HIV and AIDS Social Stigma
The law prohibits discrimination based on HIV status, but social stigma continued. In a 2012 UN-sponsored survey of 1,475 persons with HIV, 18 percent of participants reported losing their job, 6 percent reported medical staff had denied them access to some form of health care, and 50 percent reported school officials had denied some of their children access to education. A significant number of participants reported exclusion from family, social, and religious activities due to their HIV/AIDS status. Forty-nine percent of survey respondents in rural areas reported they faced coercion to undergo medical procedures, including HIV testing, and to disclose their HIV status. Respondents also indicated they had difficulty accessing public services and that their rights to make informed decisions about sex and reproduction were compromised when, for example, they were forced to be sterilized or told they should not have children since they were HIV positive. A total of 71 percent of the respondents had suffered verbal harassment and 38 percent physical harassment.

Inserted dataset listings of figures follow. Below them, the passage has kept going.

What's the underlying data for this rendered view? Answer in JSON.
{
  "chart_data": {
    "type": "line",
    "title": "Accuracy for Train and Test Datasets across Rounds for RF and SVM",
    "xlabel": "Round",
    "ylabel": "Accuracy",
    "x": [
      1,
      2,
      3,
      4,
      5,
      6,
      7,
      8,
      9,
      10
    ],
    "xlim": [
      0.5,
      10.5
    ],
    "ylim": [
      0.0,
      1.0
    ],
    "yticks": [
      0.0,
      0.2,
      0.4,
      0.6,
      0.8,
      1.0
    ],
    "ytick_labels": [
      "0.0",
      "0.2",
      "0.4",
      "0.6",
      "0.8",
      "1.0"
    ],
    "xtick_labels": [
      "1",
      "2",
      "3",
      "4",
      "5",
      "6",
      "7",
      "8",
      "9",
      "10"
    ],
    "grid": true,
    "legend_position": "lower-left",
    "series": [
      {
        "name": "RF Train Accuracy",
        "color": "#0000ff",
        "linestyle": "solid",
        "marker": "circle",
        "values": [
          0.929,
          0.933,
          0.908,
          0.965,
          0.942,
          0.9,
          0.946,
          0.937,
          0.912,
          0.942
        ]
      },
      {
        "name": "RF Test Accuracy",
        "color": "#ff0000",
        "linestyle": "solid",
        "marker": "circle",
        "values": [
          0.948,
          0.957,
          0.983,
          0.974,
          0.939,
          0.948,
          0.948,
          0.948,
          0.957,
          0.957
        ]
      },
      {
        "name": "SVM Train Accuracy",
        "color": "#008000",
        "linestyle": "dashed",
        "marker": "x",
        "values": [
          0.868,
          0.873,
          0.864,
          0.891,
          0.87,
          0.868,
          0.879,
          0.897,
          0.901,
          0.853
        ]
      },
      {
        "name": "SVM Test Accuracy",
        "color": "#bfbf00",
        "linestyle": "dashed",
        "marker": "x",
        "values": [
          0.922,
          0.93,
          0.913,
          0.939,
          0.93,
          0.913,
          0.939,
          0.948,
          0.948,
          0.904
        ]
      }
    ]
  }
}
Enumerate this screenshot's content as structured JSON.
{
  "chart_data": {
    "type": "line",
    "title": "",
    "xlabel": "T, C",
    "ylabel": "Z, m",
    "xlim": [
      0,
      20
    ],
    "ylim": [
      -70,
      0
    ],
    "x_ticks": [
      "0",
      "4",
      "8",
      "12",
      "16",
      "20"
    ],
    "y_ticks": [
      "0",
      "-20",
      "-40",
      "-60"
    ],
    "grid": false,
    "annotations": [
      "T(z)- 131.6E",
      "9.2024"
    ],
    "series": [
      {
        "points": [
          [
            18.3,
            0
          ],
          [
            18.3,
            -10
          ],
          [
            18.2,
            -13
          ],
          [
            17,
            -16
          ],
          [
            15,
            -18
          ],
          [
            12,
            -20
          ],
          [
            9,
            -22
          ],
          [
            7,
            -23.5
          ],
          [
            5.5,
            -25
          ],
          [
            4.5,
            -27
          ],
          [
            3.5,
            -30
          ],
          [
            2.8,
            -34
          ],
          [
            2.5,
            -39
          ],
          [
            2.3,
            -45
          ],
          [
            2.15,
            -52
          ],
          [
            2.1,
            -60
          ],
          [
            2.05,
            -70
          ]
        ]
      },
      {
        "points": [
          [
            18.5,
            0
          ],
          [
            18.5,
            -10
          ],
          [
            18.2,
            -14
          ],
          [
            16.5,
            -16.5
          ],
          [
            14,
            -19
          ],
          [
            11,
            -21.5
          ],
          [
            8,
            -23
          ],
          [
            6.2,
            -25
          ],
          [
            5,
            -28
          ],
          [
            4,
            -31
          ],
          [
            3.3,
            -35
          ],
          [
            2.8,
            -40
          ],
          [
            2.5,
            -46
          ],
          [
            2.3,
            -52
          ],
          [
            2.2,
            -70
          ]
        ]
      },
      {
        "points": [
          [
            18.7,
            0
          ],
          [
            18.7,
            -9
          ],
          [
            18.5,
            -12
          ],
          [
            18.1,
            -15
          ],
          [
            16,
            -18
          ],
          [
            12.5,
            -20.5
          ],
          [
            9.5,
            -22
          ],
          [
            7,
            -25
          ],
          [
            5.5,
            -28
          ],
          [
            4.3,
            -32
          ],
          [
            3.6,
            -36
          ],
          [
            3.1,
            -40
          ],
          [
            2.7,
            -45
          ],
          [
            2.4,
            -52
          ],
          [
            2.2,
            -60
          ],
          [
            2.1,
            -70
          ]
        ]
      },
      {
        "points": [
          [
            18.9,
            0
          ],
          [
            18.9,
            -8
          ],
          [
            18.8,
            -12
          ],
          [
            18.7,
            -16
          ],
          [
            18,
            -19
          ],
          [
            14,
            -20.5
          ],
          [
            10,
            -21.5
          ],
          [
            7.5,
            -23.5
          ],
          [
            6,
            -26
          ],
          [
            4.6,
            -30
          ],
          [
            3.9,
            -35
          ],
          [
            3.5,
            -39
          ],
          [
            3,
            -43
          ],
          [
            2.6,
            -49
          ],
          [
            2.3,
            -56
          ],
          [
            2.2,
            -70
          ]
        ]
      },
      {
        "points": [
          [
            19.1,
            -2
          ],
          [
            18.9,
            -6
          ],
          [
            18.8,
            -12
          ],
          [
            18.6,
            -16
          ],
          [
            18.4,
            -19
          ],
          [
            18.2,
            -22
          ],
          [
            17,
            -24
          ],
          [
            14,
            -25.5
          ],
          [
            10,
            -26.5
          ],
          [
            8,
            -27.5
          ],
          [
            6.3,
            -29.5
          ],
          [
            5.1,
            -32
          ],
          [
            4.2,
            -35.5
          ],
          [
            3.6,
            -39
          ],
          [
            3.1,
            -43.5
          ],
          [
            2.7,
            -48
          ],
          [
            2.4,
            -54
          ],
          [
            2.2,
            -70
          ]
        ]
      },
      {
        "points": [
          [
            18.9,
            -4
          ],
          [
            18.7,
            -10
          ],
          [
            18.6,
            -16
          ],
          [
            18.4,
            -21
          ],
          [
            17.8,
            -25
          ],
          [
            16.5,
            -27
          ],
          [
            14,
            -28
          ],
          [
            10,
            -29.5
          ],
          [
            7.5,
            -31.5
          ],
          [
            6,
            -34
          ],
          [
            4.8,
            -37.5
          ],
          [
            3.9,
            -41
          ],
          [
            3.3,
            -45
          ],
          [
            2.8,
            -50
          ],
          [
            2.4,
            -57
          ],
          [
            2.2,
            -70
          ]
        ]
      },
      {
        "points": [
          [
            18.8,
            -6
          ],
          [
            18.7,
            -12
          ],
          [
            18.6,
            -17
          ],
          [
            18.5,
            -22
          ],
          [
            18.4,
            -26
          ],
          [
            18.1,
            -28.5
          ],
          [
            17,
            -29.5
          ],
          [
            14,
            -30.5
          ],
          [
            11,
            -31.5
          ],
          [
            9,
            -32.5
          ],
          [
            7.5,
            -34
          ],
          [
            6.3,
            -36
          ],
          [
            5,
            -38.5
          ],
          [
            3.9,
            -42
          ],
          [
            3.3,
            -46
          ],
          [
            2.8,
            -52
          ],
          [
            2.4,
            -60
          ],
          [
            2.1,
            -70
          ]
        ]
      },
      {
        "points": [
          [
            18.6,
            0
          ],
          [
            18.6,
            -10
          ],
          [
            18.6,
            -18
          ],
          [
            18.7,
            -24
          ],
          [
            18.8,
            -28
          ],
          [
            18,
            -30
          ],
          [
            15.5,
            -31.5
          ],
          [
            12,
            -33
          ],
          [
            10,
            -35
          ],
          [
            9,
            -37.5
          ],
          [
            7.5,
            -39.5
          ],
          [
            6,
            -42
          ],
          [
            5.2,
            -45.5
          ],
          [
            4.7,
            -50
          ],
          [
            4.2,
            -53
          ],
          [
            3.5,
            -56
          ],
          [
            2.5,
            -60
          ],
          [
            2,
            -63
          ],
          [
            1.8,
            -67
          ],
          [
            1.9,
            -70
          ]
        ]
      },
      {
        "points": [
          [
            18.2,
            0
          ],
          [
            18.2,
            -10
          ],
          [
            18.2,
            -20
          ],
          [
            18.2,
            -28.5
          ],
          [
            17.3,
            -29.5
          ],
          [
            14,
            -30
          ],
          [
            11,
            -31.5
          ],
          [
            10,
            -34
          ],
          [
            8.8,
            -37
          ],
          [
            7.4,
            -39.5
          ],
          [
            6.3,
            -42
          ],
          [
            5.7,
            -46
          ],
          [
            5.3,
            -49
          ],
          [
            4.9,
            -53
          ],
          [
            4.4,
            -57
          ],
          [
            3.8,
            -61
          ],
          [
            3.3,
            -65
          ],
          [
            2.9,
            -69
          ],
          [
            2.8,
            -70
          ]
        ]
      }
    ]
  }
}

The 2013-14 DHS captured a proxy indicator measuring the level of tolerance of respondents towards an HIV-positive person (either family member, business person, or teacher) and the necessity of hiding the HIV-positive status of a family member. A total of 72 percent of respondents said they were ready to take care of an HIV-positive parent, but only 47 expressed willingness to purchase produce from a HIV-positive seller. A total of 49 percent of respondents would accept having an HIV-positive teacher teach their children, and 26 percent said it would not be necessary to hide the HIV status of a family member. The study estimated a global tolerance level towards HIV-positive persons at 4 percent in women and 12 percent in men.
According to the 2013-14 DHS, the adult HIV prevalence rate was 1.2 percent, and according to UNAIDS, an estimated 560,798 persons of all ages in the country had HIV in 2015.
Other Societal Violence or Discrimination
Discrimination against persons with albinism was widespread and limited their ability to marry and to obtain employment, health care, and education. Families and communities frequently ostracized persons with albinism.
In most cases Mai-Mai RMGs were originally formed as voluntary local self-defense militias, either to protect their families in the absence of the SSF or against abusive SSF personnel. There were also reports of spontaneous mobs responding to crimes and perceived attacks. Longstanding ethnic tensions also fueled some community violence. For example, in August a mob in Butembo in the east removed two women from a public bus to kill them and set them on fire. The mob reportedly targeted the two women because it believed them to be Hutus involved with ADF rebels.